Rags

George Hamilton Green

George Hamilton Green wrote several pieces for solo ragtime xylophone with accompaniment, as well as a xylophone method book which continues to be used by percussion pedagogues across the country. His pieces for solo xylophone with accompaniement on piano or marimba ensemble include:

Alabama Moon

An Indian Story

Arabian Minute Dance

Caprice Valsant

Charleston Capers

Chromatic Fox-Trot

Cross-Corners

Dotty Dimples

Fluffy Ruffles

Frivolity

Gavotte en Baninant

Girlfriend’s Medley

Jovial Jasper

Keep Movin’

Log Cabin Blues

Rain

Rainbow Ripples

Rajah

Spanish Waltz

Stop-Time

Tambourine Chinois

The Humming Bird

The Ragtime Robin

The Whistler

Triplets

Valse Briliante

 

The titles and music are influenced by different styles of music that were common in the 1920’s Vaudeville scene. They range from classical French, Spanish, Chinese and Native American music styles to the ragtime style of the father of “ragged time” music Scott Joplin.

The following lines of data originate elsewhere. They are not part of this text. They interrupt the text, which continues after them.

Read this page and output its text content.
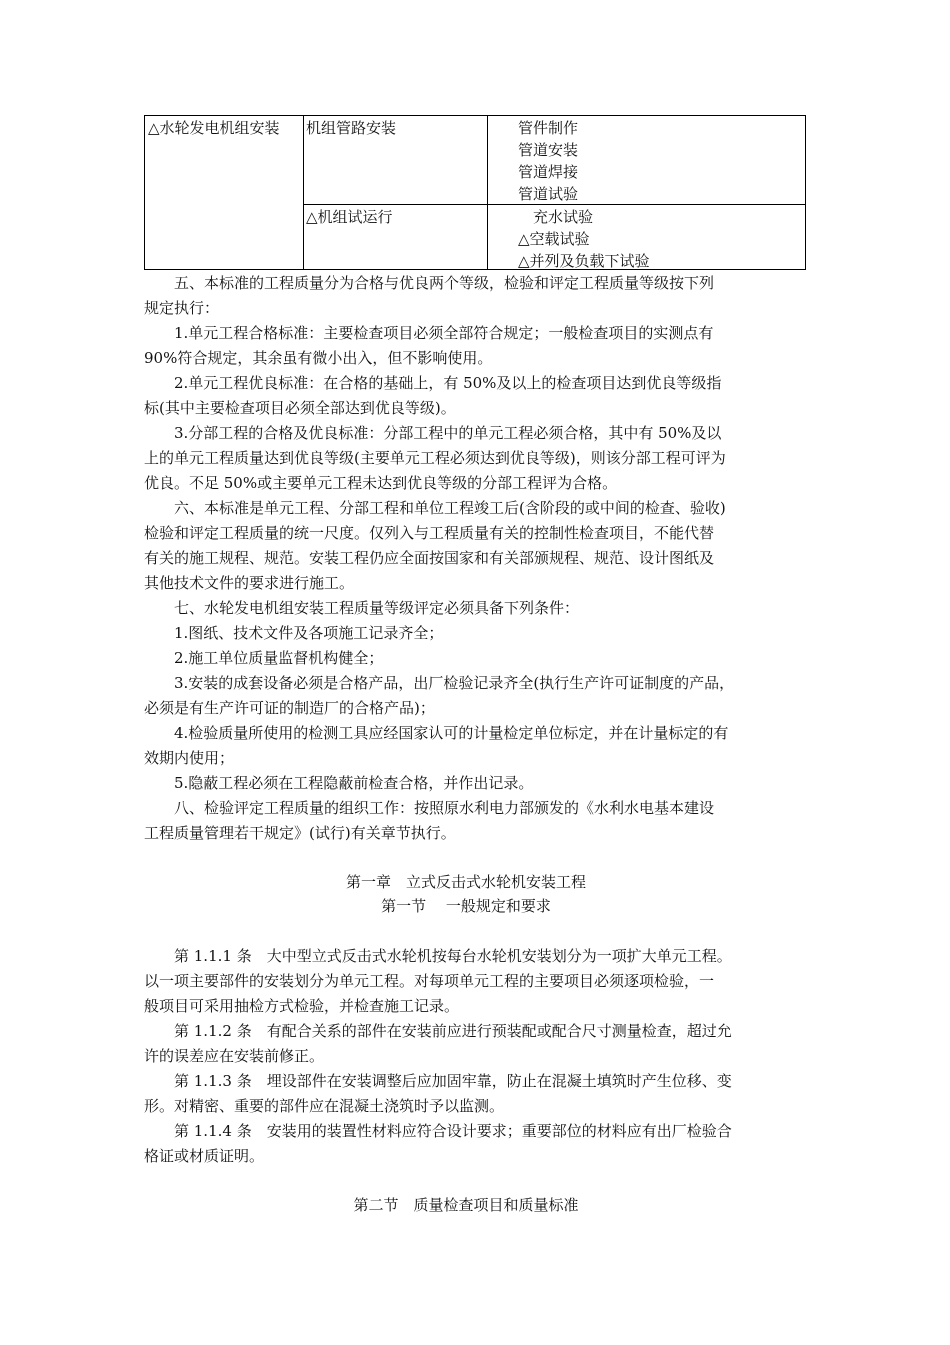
△水轮发电机组安装 机组管路安装	管件制作
管道安装
管道焊接
管道试验
△机组试运行	充水试验
△空载试验
△并列及负载下试验
五、本标准的工程质量分为合格与优良两个等级，检验和评定工程质量等级按下列
规定执行：
1.单元工程合格标准：主要检查项目必须全部符合规定；一般检查项目的实测点有
90%符合规定，其余虽有微小出入，但不影响使用。
2.单元工程优良标准：在合格的基础上，有 50%及以上的检查项目达到优良等级指
标(其中主要检查项目必须全部达到优良等级)。
3.分部工程的合格及优良标准：分部工程中的单元工程必须合格，其中有 50%及以
上的单元工程质量达到优良等级(主要单元工程必须达到优良等级)，则该分部工程可评为
优良。不足 50%或主要单元工程未达到优良等级的分部工程评为合格。
六、本标准是单元工程、分部工程和单位工程竣工后(含阶段的或中间的检查、验收)
检验和评定工程质量的统一尺度。仅列入与工程质量有关的控制性检查项目，不能代替
有关的施工规程、规范。安装工程仍应全面按国家和有关部颁规程、规范、设计图纸及
其他技术文件的要求进行施工。
七、水轮发电机组安装工程质量等级评定必须具备下列条件：
1.图纸、技术文件及各项施工记录齐全；
2.施工单位质量监督机构健全；
3.安装的成套设备必须是合格产品，出厂检验记录齐全(执行生产许可证制度的产品，
必须是有生产许可证的制造厂的合格产品)；
4.检验质量所使用的检测工具应经国家认可的计量检定单位标定，并在计量标定的有
效期内使用；
5.隐蔽工程必须在工程隐蔽前检查合格，并作出记录。
八、检验评定工程质量的组织工作：按照原水利电力部颁发的《水利水电基本建设
工程质量管理若干规定》(试行)有关章节执行。
第一章　立式反击式水轮机安装工程
第一节　 一般规定和要求
第 1.1.1 条　大中型立式反击式水轮机按每台水轮机安装划分为一项扩大单元工程。
以一项主要部件的安装划分为单元工程。对每项单元工程的主要项目必须逐项检验，一
般项目可采用抽检方式检验，并检查施工记录。
第 1.1.2 条　有配合关系的部件在安装前应进行预装配或配合尺寸测量检查，超过允
许的误差应在安装前修正。
第 1.1.3 条　埋设部件在安装调整后应加固牢靠，防止在混凝土填筑时产生位移、变
形。对精密、重要的部件应在混凝土浇筑时予以监测。
第 1.1.4 条　安装用的装置性材料应符合设计要求；重要部位的材料应有出厂检验合
格证或材质证明。
第二节　质量检查项目和质量标准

George Hamilton Green, Jr. (May 23, 1893–1970) was a xylophonist, composer, and cartoonist born in Omaha, Nebraska. He was born into a musical family, both his grandfather and his father being composers, arrangers, and conductors for bands in Omaha. From age four G.H. Green showed a prodigious talent as a pianist; he then took up the xylophone and by the age of eleven was being promoted as the “world’s greatest xylophonist” and was playing for crowds of 7,000-10,000. In 1915, when Green was 22 years old, a review in the United States Musician stated: “He has begun where every other xylophone player left off. His touch, his attack, his technique, and his powers of interpretation in the rendition of his solos being far different than other performers. To say his work is marvelous and wonderful would not fully express it.”